Deeply do your Petitioners regret that the statute book of our State impliedly sanctions the practice of drinking intoxicating liquors. - Whilst it continues to do so, it will be but a too successful snare to the public conscience. But if it were ever safe to graduate our morals by human, instead of divine laws, it surely cannot be safe to graduate them by the laws enacted on the subject of intoxicating liquors, before the public mind had been led to the conclusion of the uselessness of such liquors as a beverage. We have before shown, however, that even human laws do not require you to grant tavern licences. But if they did, we should trust that you would not obey them. We should look for your response to the law of love written upon your hearts. We should expect you to declare with an Apostle: "We must obey God rather than man." We should expect you to resign your offices, if you found that they require you to curse rather than to bless your fellow-men - to sin against rather than to serve your Maker.
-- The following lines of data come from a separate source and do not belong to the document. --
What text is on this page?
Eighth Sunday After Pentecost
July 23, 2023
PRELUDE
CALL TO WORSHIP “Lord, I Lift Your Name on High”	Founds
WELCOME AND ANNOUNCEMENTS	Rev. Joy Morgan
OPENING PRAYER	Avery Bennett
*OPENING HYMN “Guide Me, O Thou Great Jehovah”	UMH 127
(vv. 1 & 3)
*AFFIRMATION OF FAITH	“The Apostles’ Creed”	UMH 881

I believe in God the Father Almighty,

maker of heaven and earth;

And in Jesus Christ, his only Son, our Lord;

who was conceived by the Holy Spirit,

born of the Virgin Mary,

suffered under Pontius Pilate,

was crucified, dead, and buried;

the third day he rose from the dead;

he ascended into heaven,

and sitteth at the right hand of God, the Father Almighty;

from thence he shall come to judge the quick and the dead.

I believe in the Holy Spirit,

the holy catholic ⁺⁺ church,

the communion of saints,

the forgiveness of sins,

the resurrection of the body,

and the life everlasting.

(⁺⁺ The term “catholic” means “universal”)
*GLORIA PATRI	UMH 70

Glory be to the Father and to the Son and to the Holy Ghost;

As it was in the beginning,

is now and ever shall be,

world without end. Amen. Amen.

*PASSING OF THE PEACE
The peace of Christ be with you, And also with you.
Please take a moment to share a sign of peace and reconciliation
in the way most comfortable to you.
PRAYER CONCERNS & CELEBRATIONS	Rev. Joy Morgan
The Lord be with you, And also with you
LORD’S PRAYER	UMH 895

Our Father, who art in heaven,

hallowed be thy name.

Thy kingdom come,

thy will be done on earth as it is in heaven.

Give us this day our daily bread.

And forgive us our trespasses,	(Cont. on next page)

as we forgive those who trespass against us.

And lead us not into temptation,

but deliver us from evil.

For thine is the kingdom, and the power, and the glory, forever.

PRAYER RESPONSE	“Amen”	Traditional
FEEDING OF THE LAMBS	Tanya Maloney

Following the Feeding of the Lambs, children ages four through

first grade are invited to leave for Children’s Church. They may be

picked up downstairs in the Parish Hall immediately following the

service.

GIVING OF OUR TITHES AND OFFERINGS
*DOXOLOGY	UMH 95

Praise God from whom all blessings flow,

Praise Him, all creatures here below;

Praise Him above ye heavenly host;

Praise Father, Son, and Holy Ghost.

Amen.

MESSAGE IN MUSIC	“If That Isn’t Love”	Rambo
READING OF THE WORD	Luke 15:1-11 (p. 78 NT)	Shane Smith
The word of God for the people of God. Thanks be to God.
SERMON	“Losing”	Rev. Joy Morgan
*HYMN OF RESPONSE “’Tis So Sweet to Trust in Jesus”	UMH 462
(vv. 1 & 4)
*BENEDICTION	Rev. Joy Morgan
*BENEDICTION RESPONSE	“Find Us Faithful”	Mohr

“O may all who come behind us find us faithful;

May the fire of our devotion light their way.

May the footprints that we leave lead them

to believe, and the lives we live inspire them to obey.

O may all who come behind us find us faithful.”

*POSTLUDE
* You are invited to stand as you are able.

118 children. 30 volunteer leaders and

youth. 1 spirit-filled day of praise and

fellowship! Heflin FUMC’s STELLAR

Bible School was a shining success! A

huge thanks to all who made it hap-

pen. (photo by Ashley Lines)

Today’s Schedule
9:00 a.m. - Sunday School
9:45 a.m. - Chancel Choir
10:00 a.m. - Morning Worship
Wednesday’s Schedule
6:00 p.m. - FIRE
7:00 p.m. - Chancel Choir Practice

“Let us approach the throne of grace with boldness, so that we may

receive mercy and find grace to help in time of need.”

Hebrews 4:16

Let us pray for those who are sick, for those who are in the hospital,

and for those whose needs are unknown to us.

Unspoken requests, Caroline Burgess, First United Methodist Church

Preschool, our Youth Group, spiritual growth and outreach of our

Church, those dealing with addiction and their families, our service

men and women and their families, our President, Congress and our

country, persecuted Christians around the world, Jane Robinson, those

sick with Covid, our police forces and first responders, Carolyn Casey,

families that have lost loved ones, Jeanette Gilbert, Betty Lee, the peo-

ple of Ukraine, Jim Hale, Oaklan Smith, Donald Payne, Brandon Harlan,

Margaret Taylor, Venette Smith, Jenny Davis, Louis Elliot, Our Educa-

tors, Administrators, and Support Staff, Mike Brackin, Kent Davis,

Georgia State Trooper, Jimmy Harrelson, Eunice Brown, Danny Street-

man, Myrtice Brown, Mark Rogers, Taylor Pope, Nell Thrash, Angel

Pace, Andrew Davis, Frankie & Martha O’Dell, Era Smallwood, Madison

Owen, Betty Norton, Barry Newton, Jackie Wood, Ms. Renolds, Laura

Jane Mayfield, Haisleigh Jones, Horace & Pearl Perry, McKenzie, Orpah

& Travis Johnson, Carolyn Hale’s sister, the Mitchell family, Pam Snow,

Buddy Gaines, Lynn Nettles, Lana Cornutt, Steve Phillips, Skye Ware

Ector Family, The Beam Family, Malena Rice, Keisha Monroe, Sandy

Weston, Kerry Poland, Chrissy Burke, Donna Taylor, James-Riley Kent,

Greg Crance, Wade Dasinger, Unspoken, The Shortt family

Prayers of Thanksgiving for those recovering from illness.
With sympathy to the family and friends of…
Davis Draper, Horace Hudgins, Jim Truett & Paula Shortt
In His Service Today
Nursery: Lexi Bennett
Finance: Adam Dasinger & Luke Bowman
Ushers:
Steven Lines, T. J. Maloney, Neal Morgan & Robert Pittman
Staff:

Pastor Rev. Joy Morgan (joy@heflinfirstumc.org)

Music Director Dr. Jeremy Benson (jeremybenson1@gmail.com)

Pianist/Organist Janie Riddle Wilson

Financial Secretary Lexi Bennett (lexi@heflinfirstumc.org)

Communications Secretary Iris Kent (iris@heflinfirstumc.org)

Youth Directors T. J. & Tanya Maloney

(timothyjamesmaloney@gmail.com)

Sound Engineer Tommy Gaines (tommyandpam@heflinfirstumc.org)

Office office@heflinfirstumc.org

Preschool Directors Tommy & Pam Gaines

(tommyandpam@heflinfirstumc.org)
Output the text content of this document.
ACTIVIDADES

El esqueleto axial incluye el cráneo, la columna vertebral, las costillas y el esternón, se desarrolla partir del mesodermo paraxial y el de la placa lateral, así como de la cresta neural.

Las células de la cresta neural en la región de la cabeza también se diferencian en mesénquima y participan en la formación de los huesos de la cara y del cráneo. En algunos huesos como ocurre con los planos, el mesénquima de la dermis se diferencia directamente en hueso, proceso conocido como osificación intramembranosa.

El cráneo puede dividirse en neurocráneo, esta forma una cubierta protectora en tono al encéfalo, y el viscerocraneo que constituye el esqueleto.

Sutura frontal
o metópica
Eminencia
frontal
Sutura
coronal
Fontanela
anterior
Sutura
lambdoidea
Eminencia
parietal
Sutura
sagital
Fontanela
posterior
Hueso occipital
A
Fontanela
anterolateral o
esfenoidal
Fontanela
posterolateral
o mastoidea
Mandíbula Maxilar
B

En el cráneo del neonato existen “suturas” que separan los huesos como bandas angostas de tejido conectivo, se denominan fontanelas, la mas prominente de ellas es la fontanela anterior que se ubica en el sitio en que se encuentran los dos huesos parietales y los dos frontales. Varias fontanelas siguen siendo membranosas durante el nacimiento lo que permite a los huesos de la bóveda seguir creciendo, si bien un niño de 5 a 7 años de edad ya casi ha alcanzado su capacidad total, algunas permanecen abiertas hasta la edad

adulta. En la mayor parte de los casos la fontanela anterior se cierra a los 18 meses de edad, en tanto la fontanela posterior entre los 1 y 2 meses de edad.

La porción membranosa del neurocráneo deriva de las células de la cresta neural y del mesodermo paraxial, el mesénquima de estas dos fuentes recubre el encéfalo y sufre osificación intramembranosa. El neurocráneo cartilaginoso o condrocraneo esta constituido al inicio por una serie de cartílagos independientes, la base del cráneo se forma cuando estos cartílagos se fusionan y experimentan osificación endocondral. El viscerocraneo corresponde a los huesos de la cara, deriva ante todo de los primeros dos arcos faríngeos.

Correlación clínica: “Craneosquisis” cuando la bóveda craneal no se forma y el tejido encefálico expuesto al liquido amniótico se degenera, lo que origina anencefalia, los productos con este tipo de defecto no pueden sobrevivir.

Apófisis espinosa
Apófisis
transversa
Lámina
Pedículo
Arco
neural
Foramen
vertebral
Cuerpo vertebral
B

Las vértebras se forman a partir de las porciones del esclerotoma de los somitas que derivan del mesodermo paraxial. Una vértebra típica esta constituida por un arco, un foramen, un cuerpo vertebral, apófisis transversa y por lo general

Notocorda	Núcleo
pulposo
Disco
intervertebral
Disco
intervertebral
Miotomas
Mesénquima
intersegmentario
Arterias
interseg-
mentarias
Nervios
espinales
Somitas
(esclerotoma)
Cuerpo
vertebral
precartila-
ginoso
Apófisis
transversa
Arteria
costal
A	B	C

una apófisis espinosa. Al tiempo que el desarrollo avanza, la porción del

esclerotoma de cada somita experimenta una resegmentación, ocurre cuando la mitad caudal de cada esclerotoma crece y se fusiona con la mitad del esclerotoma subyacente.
In conclusion, your petitioners implore your honorable body, in the name of the drunkard, his wife, and his children - in the name, too, of the sober, who, whilst tavern licences are granted, are exposed to become drunkards - to refuse to grant such licences. They implore you to do so, even though it should be at the probable loss of your popularity and your offices. They implore you to take such a stand for truth and temperance, for God and humanity, that generations to come shall rise up and call you blessed.
SMITHFIELD, April 13, 1841.
N.B. Let this Petition be signed and sent to the Store of James Barnett, in Peterboro, by May 1, 1841.